Bubrick was sworn in by Justice Joseph Wapner who would later go on to fame on “The People’s Court” television show.
Over the next two decades, Bubrick would preside over more than 600 jury trials. He could be tough -- particularly on attorneys who tried to argue with him or questioned his judgment -- helping to earn the nickname “Hollerin’ Sam.”
As a young criminal defense lawyer, Peter Espinoza, now a fellow judge, recalled Bubrick chastising him for trying to extol the virtues of Espinoza’s client, a drug dealer.
“Counselor, I lived in a house built by heroin,” Espinoza recalled Bubrick telling him, in a joking reference to the many drug dealers Bubrick had represented. Bubrick wasn’t going to let anyone try to paint them as good people and waste his time; he wanted attorneys to argue the law.
Espinoza said he took the advice “and we took our sentence.”
Bubrick also isn’t fond of backtalk from attorneys who don’t agree with him. “I didn’t mind raising my voice,” Bubrick recalled after the party. “When I was a lawyer, nobody ever talked back to the judge.”
Bubrick tried to retire once -- when he was 75 -- so he and his wife could travel more and spend more time together. But shortly afterward, Harriet was diagnosed with brain cancer and died. It was two months shy of their 50th wedding anniversary.
Bubrick threw himself back into work.
For the last 14 years, he has been reviewing writs of habeas corpus three days a week for Van Sicklen, the supervising judge of the criminal department.
Bubrick’s usually the first one in the office, driving from his Westwood home and arriving downtown by 6:30 a.m., sometimes griping that the courthouse elevators to his 13th-floor office are “powered by pigeons.”
One cup of coffee, and he dives into the petitions filed by prisoners who have been denied parole or have been given parole only to have the attorney general’s office or Gov. Arnold Schwarzenegger reject it.
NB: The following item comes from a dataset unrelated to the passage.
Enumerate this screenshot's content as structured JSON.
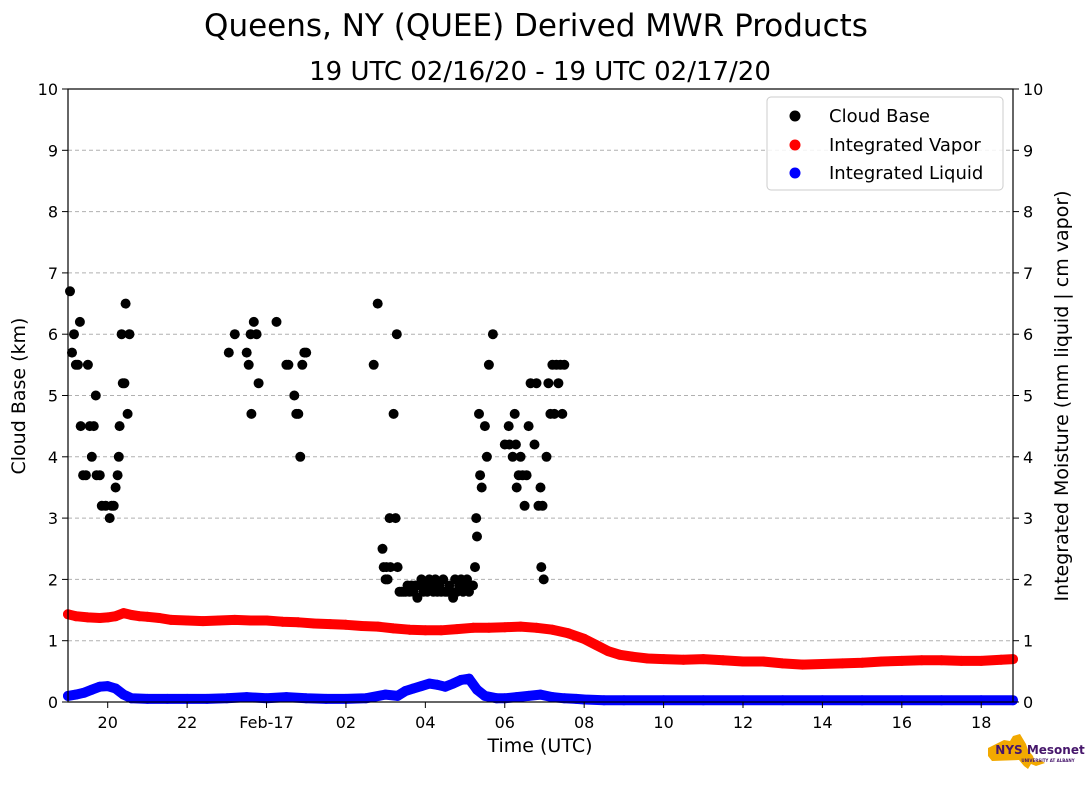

It’s frustrating work in some ways, Bubrick said, because the few petitions they accept are usually rejected too.
“It’s political. Nobody wants to be subject to the Dukakis syndrome,” he said, referring to a paroled prisoner who committed murder after his release while the former presidential candidate was governor of Massachusetts.
Nevertheless, it’s the kind of work that is essential to the judicial system, Van Sicklen said.
Bubrick’s “heart is very big,” Van Sicklen said, when his experiences might have turned it to stone. “It’s full of gold. I wouldn’t call it love, but respect -- respect for people in prison. He’s exactly the person who should be doing this.”
Van Sicklen added that “most of us think we’re important,” only to come back from vacation and realize that everything went along just fine. Not so with Bubrick. “This is somebody who goes on vacation, and everybody realizes how much trouble they’re in.”